Drogen und ihre Wirkung werden in diesem Buch so dargestellt, wie sie wirklich sind, mit all ihren Höhen und Tiefen. Obwohl die Darstellungen von Ohnmacht, Hilflosigkeit, Verfall und Chaos ganz klar überwiegen, liegt auch ein Gefühl von Freiheit und Euphorie in einigen Fotos. Auch wenn für Nicht-Konsumenten der Konsum von harten Drogen prinzipiell immer widerwärtig aussehen mag, so wird doch klar, warum die Mädchen konsumieren und dass es für sie der Himmel auf Erden sein muss. Das Junkie-Dasein wird also ungeschönt und un-verteufelt zugleich inszeniert. Jedoch besticht mehr die Ästhetik als der dokumentarische Aspekt (welcher sicherlich auch gegeben ist). Hyperrealismus war auch sicherlich nicht der Grundgedanke der Macher, wobei “Heroin Kids“ aber definitiv in der dreckigen Realität verwurzelt ist.

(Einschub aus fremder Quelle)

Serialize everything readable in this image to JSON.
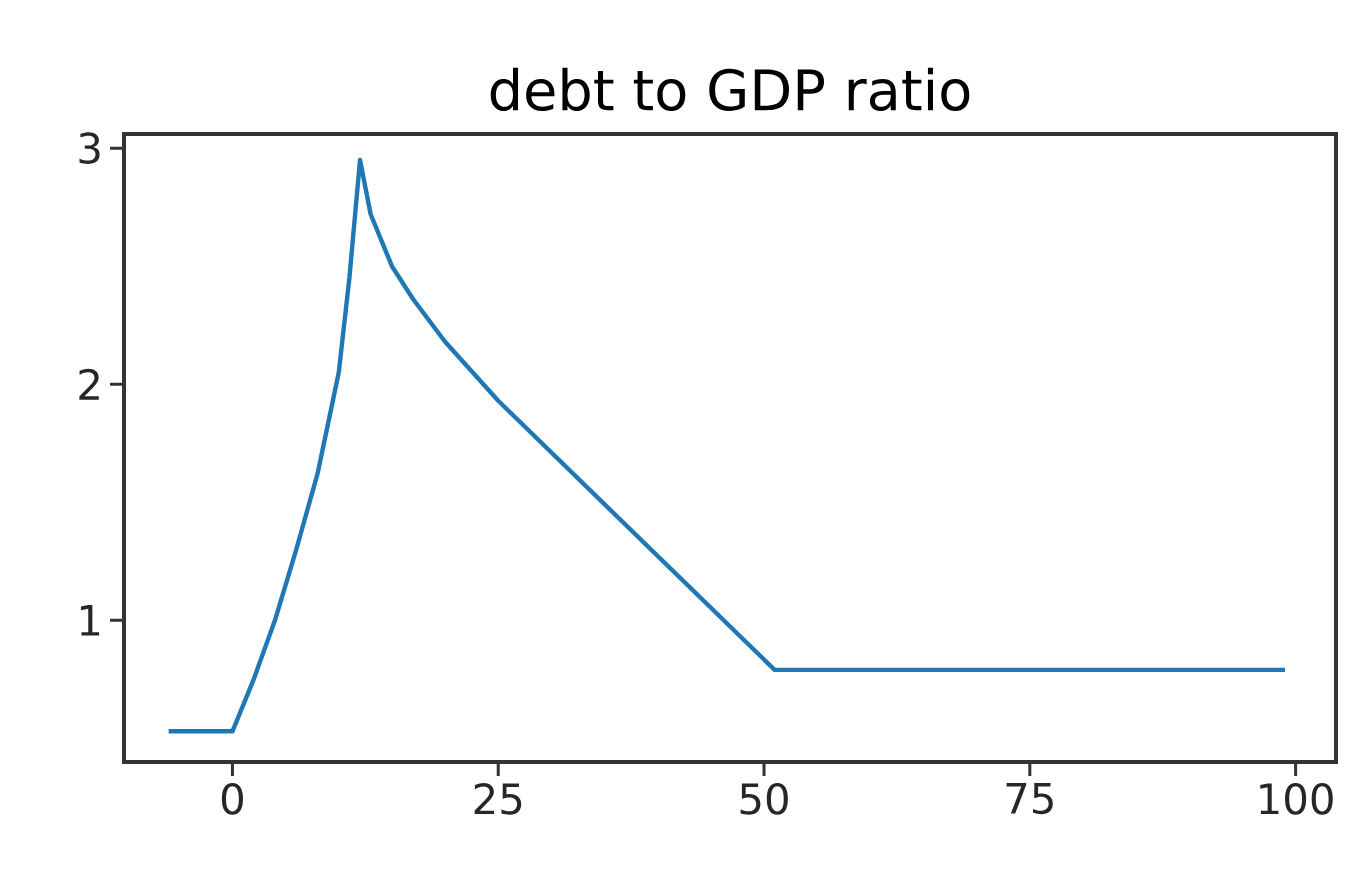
{
  "chart_data": {
    "type": "line",
    "title": "debt to GDP ratio",
    "x": [
      -6,
      0,
      2,
      4,
      6,
      8,
      10,
      11,
      12,
      13,
      15,
      17,
      20,
      25,
      51,
      99
    ],
    "series": [
      {
        "color": "#1f77b4",
        "values": [
          0.53,
          0.53,
          0.75,
          1.0,
          1.3,
          1.62,
          2.05,
          2.45,
          2.95,
          2.72,
          2.5,
          2.36,
          2.18,
          1.93,
          0.79,
          0.79
        ]
      }
    ],
    "xlim": [
      -10.2,
      103.8
    ],
    "ylim": [
      0.4,
      3.06
    ],
    "xticks": [
      0,
      25,
      50,
      75,
      100
    ],
    "yticks": [
      1,
      2,
      3
    ]
  }
}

Pornographische Qualitäten sind hierbei nicht als zufälliges Nebenprodukt, sondern als gewolltes Stilmittel zu betrachten. Auch wenn sie sich in einem Zustand der kompletten Selbstzerstörung finden, sind die Mädchen dennoch hübsch (ein Fakt, welcher auch von Dr. Kötz im Nachwort erwähnt wird). Ist es die Ästhetik der Selbstverachtung und des Rausches, welche die besondere Schönheit dieser Bilder hervorruft? Sind die Mädchen trotz oder gerade wegen ihrer Situation attraktiv? Sind die Auswirkungen von harten Drogen Modeaccessoires, wie es für manche die Zigarette ist? Dies sind einige Fragen, welche man sich womöglich stellen könnte, wenn man einige der Bilder sieht. Die jungen Frauen setzen sich lasziv in Szene, spreizen ihre Beine für die Kamera, räkeln sich splitterfasernackt im Rausch oder präsentieren ihre Brüste.
Je weiter man blättert, desto mehr wird einem klar, dass sich nicht bloß zu der Darstellung von Drogen etwas Pornographie gesellt, sondern dass Drogenkonsum auf eine pornographische Art  gezeigt werden soll. Diese Darstellungen driften teilweise fast schon ins fetischistische ab. Gerade die Rolle, die Körperflüssigkeiten in den offen sexualisierten Bildern spielen, ist eines der visuellen Steckenpferde des Fotobandes. Geschminkte Puppengesichter schwimmen in Flüssen aus Erbrochenem, die Models spreizen ihre Hinterbacken und halten ihre von Durchfall verschmierten After in die Kamera oder haben Unterhosen im Gesicht hängen, in denen Urin, Kot und (Menstruations-)Blut hängt. Inwiefern man hier die Koprophilie als optische Metonymie (zugehörige dritte Sache), der Ästhetik willen oder als Fetischporno Attribut eingebaut wurden, kann nicht gesagt werden. Doch in der Drastik der Bilder wird eh jeder eine einzelne Erklärung suchen.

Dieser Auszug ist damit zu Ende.